What Are The Covert Surveillance Guidelines?

Remember that this is just a brief summary and the full guidelines can be found on the Care Quality Commission website.

  1. As we mentioned last time, there must be a consultation before the care facility can implement the use of CCTV or covert surveillance camera systems. The vulnerable adult, or their legal representative, must provide consent if the cameras are to be placed in their private room. In order to give informed consent, they must be told how the data will be collected/stored, who will have access to the information and they must be made aware of anything that may affect them. This is such as unauthorised people seeing and possibly hearing the recorded data.
  2. The care provider should take all possible and reasonable steps to maintain the dignity of the vulnerable adult. This ranges from turning the CCTV or covert surveillance camera systems off at certain times of day or making sure the position of the camera does not allow it to see the intimate care provided (for example when the vulnerable adult is getting dressed or washed) to using sensors that do not record images, to see how often the vulnerable adult is attended by carers. The care facility should bear in mind the numerous codes of practice and Acts of Parliament concerning the use of CCTV and covert surveillance guidelines for camera systems.
  3. The equipment must be fit for purpose. For example, the CCTV or covert surveillance camera that is positioned to catch a thief must be of a high enough resolution so that you can actually see the perpetrators face and identify them.
  4. In rare cases CCTV may be used to monitor the movements of a vulnerable adult to ensure they do not leave the premises. This is subject to approval from the Local Authority or the Court of Protection.
  5. As with all personal data there must be adequate procedures and records in place to ensure that only authorised people can review the data collected on the CCTV or covert surveillance camera systems.
  6. If a vulnerable adult or their representative place a camera in their space without the care providers knowledge, the care providers can turn it off, but if they damage the equipment or fail to return the equipment, then they may be committing a crime.

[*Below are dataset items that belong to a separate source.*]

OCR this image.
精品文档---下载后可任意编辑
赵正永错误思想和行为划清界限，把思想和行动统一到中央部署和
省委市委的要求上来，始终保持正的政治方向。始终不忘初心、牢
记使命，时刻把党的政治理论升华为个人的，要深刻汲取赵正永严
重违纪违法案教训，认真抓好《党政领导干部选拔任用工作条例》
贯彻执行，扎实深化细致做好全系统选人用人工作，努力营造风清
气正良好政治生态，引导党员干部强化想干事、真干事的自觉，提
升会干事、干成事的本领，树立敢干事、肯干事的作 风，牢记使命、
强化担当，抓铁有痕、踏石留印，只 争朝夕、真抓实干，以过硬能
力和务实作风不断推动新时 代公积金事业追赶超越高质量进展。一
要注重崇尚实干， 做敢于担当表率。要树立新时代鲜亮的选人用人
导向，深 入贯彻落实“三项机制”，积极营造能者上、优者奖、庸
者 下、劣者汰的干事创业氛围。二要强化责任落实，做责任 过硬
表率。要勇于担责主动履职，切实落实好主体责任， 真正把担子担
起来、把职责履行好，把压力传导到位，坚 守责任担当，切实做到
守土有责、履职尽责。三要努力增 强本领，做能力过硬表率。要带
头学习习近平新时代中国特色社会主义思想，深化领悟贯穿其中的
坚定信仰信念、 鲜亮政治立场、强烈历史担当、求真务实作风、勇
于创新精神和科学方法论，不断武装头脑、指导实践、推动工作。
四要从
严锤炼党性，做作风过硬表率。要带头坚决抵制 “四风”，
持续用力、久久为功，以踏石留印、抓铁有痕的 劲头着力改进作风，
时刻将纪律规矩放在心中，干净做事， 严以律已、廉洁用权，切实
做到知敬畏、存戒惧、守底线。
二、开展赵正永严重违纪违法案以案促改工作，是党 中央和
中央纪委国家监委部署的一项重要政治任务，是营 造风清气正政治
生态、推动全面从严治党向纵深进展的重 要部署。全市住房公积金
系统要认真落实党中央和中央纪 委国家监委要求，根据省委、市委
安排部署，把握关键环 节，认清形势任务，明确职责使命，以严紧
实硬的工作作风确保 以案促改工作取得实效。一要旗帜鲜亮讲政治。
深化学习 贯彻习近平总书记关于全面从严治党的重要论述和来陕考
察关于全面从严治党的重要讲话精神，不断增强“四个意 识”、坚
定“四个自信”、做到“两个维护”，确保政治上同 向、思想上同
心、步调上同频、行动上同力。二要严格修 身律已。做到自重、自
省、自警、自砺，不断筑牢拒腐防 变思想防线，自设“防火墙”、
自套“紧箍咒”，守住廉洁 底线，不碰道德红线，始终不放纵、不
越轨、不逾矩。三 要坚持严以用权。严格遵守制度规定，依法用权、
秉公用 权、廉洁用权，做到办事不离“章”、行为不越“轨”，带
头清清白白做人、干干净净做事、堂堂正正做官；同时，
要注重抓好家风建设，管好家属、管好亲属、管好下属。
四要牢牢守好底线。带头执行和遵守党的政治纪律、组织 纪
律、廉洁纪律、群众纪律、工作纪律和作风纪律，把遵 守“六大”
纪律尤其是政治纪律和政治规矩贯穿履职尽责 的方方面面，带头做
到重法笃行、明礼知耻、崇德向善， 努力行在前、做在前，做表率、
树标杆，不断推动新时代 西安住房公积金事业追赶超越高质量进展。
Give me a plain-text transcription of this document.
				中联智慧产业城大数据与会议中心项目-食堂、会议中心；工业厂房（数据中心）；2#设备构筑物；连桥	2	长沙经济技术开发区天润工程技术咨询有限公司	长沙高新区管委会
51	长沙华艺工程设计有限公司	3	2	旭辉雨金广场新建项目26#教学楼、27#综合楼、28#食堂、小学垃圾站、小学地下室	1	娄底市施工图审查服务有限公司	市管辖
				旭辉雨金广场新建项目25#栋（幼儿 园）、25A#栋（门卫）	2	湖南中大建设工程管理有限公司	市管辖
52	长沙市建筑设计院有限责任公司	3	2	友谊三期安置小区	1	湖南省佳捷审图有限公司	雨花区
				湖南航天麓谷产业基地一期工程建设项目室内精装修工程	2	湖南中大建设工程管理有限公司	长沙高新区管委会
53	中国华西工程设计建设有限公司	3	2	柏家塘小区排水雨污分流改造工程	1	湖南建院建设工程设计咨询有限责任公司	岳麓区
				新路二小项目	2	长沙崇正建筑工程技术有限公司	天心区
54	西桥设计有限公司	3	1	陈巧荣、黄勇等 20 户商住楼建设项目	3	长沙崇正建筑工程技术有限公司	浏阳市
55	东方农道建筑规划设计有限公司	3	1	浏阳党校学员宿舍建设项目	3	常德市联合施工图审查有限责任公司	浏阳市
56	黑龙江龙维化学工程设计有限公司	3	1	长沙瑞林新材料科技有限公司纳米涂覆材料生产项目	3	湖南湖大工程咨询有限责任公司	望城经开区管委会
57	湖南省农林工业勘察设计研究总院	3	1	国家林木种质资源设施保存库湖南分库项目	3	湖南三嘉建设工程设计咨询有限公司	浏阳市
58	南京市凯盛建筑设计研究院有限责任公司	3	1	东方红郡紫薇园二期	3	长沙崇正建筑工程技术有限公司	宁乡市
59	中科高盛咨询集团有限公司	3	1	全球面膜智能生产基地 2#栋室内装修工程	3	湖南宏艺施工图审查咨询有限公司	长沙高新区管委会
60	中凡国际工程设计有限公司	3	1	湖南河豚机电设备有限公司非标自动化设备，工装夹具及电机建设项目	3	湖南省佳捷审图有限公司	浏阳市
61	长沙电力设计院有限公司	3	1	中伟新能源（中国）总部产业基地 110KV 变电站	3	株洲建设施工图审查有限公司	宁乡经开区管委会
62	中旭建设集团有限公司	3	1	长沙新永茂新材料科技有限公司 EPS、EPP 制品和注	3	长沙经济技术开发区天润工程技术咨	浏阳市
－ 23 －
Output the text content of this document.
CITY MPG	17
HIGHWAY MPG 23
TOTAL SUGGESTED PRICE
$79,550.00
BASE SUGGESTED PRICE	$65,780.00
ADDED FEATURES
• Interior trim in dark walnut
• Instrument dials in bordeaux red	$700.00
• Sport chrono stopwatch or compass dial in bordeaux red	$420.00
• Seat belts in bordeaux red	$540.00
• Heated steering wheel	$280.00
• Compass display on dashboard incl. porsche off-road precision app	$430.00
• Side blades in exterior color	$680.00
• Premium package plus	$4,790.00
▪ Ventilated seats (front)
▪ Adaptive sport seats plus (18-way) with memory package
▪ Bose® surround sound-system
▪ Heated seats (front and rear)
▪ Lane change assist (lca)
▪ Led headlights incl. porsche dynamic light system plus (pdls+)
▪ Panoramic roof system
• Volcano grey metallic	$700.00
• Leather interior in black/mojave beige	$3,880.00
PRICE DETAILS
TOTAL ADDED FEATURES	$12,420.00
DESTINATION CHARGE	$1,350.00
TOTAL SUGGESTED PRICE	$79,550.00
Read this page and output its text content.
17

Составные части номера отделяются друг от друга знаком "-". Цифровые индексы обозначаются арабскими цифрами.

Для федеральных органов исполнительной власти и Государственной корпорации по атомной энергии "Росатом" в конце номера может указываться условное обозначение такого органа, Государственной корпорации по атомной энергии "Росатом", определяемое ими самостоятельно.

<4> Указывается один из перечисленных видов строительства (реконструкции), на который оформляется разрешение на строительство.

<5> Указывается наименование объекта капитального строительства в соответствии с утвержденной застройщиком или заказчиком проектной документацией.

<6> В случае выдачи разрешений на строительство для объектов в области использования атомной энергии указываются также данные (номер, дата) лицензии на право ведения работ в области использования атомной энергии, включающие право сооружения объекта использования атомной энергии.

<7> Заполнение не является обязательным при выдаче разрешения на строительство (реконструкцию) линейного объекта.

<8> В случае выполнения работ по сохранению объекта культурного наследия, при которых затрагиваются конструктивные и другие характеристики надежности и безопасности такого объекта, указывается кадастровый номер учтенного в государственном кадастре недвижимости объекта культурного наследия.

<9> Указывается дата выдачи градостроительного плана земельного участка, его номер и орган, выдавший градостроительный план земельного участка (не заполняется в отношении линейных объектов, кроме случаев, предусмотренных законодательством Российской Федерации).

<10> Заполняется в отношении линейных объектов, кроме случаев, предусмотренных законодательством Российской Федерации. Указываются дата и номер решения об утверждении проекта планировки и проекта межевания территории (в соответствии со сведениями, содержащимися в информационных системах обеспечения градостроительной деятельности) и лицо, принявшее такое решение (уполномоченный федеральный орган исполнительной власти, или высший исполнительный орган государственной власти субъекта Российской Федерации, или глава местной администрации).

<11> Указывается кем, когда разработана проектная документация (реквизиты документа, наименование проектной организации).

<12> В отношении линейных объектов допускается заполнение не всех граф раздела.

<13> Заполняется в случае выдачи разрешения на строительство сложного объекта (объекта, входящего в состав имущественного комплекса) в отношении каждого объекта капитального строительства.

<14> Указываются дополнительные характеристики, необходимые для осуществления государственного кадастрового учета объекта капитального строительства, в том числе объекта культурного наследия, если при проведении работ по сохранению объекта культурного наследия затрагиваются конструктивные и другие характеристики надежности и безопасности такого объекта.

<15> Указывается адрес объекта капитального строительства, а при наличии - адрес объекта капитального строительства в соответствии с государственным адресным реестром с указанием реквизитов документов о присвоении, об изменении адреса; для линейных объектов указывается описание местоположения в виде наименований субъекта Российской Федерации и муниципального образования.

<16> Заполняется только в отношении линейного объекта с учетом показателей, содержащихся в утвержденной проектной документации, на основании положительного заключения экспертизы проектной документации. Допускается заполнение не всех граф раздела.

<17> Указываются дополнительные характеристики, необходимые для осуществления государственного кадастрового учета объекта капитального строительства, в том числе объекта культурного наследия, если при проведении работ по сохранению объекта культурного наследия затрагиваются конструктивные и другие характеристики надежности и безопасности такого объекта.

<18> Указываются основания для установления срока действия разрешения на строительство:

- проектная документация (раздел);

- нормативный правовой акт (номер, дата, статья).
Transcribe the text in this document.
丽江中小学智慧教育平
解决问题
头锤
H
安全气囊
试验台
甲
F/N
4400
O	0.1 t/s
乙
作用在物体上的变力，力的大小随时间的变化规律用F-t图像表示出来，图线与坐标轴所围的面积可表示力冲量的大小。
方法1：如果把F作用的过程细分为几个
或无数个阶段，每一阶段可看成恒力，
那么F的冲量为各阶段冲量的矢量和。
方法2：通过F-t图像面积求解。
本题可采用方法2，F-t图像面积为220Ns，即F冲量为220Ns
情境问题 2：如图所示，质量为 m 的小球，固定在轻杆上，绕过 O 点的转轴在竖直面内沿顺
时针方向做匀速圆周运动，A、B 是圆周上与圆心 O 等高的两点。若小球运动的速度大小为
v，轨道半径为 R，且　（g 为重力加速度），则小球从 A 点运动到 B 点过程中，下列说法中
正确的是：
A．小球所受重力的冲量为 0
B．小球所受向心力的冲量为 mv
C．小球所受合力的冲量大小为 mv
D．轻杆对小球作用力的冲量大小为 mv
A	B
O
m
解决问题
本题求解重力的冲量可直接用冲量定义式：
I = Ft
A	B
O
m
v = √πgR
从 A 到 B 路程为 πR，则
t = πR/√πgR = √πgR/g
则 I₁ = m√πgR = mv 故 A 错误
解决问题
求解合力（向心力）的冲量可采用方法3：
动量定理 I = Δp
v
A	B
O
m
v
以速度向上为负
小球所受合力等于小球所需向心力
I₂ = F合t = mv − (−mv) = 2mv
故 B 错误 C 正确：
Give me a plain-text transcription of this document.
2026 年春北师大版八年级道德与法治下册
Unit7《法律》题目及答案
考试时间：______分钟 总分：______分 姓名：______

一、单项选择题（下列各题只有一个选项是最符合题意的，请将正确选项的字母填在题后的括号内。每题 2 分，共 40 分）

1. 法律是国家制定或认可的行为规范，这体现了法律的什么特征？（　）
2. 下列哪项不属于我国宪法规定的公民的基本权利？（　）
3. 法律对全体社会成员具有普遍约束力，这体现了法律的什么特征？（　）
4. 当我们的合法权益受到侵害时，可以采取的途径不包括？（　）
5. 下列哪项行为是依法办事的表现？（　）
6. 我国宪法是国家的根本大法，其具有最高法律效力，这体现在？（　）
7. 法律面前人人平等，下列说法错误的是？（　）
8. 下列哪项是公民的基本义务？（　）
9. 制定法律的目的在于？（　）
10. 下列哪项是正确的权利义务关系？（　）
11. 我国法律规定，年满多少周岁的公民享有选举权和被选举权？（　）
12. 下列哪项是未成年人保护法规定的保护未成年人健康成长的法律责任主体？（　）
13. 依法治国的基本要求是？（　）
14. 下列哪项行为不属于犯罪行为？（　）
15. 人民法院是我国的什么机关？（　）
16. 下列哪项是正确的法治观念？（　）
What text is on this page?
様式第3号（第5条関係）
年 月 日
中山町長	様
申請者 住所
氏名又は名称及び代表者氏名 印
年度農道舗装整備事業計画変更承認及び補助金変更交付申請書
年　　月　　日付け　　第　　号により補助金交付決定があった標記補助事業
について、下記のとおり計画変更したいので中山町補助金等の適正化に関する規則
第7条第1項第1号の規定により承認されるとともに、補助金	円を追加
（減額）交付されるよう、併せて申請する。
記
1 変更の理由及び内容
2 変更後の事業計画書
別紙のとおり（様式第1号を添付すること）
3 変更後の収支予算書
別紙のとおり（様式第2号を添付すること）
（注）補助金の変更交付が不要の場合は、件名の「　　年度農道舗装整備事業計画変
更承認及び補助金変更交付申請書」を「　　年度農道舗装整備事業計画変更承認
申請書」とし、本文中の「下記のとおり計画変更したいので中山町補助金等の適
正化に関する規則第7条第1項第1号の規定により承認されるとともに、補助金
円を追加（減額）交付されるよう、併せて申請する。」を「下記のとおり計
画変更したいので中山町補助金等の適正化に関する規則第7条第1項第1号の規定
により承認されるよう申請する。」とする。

It is a complicated set of surveillance guidelines that touch on several pieces of legislation. Here at Alpha 1 Legal Services you can be sure that we work within the current guidelines issued by The Information Commissioner’s Office’s CCTV Code of Practice, the Surveillance Camera Code of Practice on the positioning and use of CCTV cameras, the Data Protection Act 1998, the Health and Social Care Act 2008 and of course the Regulation of Investigatory Powers Act 2000.